CAPITOL HILL: Senate Armed Services Committee leaders released a 100-plus-page report on the administration’s Asia strategy today, including — perhaps inadvertently — four pages of comments from Defense Secretary Leon Panetta.
Congress commissioned the study from the Center for Strategic and International Studies in the authorization bill for fiscal year 2012. SASC chairman Sen. Carl Levin’s office formally received the report on Tuesday, according to a stamp on the posted version of the document.

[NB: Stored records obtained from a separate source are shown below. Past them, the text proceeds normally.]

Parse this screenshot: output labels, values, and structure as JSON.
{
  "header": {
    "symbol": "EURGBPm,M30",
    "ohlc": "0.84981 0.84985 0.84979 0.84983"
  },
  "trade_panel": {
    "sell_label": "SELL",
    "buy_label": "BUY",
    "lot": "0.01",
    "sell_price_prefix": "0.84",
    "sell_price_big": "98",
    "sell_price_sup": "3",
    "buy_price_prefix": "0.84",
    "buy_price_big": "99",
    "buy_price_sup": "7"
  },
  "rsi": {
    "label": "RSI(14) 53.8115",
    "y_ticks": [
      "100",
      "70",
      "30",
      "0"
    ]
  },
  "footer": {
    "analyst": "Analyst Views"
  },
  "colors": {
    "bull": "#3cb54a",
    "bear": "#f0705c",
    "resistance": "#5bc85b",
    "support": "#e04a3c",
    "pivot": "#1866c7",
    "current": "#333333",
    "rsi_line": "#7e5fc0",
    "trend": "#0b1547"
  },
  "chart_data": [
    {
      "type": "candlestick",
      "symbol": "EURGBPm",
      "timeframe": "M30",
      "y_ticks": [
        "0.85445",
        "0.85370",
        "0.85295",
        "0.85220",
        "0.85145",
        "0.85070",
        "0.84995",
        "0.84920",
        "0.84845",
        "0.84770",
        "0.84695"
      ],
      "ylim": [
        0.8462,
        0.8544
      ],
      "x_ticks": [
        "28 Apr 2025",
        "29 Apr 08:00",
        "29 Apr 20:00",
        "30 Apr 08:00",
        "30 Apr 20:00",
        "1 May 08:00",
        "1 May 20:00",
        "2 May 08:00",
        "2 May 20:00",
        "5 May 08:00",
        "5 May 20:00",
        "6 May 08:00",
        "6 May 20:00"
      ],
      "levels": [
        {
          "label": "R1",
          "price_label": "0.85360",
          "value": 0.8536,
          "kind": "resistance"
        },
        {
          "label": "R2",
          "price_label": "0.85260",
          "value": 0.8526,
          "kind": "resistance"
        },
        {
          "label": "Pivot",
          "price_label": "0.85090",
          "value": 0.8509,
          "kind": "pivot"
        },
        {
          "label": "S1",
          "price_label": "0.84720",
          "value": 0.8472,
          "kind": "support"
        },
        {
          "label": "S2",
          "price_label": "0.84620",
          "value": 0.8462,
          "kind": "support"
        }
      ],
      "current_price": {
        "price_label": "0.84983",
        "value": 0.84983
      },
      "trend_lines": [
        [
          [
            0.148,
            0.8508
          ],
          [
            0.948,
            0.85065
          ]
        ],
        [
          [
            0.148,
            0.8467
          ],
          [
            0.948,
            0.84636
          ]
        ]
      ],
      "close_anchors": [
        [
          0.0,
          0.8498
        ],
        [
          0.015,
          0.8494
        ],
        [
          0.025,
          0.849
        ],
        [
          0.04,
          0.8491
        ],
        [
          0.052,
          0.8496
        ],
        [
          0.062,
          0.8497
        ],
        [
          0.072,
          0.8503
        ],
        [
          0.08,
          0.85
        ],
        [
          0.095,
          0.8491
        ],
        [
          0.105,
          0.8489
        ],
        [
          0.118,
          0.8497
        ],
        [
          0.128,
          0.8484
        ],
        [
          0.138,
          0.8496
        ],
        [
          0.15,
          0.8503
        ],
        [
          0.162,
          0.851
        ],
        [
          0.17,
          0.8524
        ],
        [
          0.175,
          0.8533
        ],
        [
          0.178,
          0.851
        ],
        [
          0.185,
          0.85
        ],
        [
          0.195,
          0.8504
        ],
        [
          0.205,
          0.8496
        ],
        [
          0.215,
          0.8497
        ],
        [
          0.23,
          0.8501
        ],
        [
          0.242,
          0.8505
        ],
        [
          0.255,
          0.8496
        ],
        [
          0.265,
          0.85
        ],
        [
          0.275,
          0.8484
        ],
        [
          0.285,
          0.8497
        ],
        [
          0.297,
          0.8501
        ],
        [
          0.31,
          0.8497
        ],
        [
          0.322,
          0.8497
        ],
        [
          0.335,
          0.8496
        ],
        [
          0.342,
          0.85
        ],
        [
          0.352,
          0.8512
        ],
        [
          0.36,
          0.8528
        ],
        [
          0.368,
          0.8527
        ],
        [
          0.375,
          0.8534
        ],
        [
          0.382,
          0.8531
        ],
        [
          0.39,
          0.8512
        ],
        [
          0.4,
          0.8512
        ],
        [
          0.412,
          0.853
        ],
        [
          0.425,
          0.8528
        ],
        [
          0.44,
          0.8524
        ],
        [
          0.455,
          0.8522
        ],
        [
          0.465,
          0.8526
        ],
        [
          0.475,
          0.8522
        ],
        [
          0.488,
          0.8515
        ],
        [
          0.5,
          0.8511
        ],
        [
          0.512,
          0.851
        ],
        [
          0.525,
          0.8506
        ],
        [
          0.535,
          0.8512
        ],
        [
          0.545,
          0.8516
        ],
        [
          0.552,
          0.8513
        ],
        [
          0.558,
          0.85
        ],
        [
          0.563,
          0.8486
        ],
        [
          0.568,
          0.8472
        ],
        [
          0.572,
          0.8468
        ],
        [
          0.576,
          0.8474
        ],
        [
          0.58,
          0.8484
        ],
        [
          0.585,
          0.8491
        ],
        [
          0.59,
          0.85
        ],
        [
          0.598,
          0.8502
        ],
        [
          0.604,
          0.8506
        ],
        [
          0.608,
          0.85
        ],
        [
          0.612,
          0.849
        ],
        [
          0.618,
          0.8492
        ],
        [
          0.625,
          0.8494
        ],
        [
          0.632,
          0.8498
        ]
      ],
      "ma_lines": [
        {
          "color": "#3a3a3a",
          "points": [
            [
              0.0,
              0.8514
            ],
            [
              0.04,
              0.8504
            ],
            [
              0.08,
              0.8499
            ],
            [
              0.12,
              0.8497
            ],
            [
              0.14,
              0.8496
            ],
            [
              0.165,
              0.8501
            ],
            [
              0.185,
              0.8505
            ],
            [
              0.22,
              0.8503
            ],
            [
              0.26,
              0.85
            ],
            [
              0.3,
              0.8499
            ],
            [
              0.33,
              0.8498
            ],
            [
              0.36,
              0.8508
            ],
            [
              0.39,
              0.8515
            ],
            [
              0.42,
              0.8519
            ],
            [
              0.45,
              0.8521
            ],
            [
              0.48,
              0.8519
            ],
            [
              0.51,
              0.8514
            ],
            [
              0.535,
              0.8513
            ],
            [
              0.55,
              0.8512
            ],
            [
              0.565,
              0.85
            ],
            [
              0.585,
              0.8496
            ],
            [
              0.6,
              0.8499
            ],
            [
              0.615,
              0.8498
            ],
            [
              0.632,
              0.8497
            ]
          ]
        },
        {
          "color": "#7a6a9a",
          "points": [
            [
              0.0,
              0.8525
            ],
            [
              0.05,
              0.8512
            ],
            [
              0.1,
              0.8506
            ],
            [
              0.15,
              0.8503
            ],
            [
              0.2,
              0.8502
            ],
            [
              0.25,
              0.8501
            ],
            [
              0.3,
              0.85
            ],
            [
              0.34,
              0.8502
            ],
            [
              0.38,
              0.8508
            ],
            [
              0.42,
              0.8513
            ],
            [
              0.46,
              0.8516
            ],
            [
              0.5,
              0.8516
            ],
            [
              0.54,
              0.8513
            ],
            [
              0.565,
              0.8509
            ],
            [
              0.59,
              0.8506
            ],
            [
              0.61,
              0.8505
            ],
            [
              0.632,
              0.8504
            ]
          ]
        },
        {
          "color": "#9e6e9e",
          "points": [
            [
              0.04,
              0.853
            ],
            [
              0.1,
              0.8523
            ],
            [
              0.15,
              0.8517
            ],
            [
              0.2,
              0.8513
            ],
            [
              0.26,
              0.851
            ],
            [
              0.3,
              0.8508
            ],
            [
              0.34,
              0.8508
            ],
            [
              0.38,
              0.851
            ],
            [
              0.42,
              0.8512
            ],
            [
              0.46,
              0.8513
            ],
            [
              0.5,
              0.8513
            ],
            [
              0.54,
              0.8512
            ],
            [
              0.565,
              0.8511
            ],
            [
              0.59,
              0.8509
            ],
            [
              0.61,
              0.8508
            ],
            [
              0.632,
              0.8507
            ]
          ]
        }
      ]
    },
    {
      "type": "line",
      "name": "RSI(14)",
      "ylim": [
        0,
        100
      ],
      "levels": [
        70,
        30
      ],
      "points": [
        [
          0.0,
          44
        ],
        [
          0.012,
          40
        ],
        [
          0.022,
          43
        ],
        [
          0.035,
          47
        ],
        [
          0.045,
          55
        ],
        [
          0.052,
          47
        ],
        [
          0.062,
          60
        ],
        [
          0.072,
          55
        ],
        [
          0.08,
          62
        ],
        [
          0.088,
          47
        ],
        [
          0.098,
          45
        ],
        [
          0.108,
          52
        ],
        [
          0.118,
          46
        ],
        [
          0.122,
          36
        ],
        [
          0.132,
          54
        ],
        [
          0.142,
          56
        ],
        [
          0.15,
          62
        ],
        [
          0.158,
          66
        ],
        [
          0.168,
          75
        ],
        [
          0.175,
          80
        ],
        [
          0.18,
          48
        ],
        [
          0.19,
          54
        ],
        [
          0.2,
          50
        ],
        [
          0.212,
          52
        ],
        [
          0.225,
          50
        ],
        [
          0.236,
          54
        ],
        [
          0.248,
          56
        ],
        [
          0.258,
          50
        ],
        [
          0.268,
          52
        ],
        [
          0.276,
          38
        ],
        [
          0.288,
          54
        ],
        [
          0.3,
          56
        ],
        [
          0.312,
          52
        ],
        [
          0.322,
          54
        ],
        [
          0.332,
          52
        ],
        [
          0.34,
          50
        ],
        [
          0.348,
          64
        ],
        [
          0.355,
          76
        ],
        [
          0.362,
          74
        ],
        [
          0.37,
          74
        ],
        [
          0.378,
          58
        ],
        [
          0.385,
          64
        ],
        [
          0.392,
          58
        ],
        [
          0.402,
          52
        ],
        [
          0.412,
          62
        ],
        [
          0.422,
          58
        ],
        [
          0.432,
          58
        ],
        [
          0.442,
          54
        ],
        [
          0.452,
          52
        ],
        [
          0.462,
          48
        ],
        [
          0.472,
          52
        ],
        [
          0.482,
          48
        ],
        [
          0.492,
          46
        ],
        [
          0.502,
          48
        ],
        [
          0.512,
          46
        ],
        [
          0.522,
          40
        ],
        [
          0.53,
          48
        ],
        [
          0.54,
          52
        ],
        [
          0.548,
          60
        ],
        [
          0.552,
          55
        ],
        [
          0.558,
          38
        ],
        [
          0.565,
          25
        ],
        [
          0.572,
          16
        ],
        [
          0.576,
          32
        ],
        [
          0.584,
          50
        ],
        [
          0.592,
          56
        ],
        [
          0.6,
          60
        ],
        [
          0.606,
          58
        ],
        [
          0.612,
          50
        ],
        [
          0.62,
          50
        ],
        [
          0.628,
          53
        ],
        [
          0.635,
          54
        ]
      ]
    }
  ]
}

While the Senators are still reviewing it, Levin, ranking member John McCain, and Virginia Democrat Jim Webb released a statement this morning praising CSIS’s work, in particular its call for the administration to better articulate the strategic logic and practical logistics of the “rebalancing to Asia” — the term that has replaced the catchier but controversial “pivot to Asia.”
“These plans are at the center of a logjam between DoD [the Department of Defense], which would like to implement them, and the Congress, which is reluctant to authorize funding absent better details about cost and long-term master plans.” The report argues that decades-long commitments to Japan and Korea have resulted in a Pacific posture that puts too many forces in the north of the region and not enough in the south, where China has become increasingly aggressive towards its maritime neighbors in the South China Sea, especially the Philippines. Shifting forces from Okinawa to Guam would help correct that imbalance, and China, our allies, and neutral parties are all watching for signs of US clarity and resolve: “The current impasse between DoD and the Congress is not cost-free in terms of US strategic influence in the region,” the report warns.
As a way out of that impasse, CSIS would prioritize military construction to build up the bases on Guam and in the Mariana Islands, even at the price of moving fewer Marines off Okinawa. But Panetta took exception to that trade-off in his comments, saying that a force of less than 5,000 Marines on Guam would not be “operationally viable.”
Panetta’s only other objection to the report was a quibble about Korea, dismissing the report’s doubts that the South Korean military will be ready on time to take over from the US-led Combined Forces Command, which is slated to dissolve in 2015.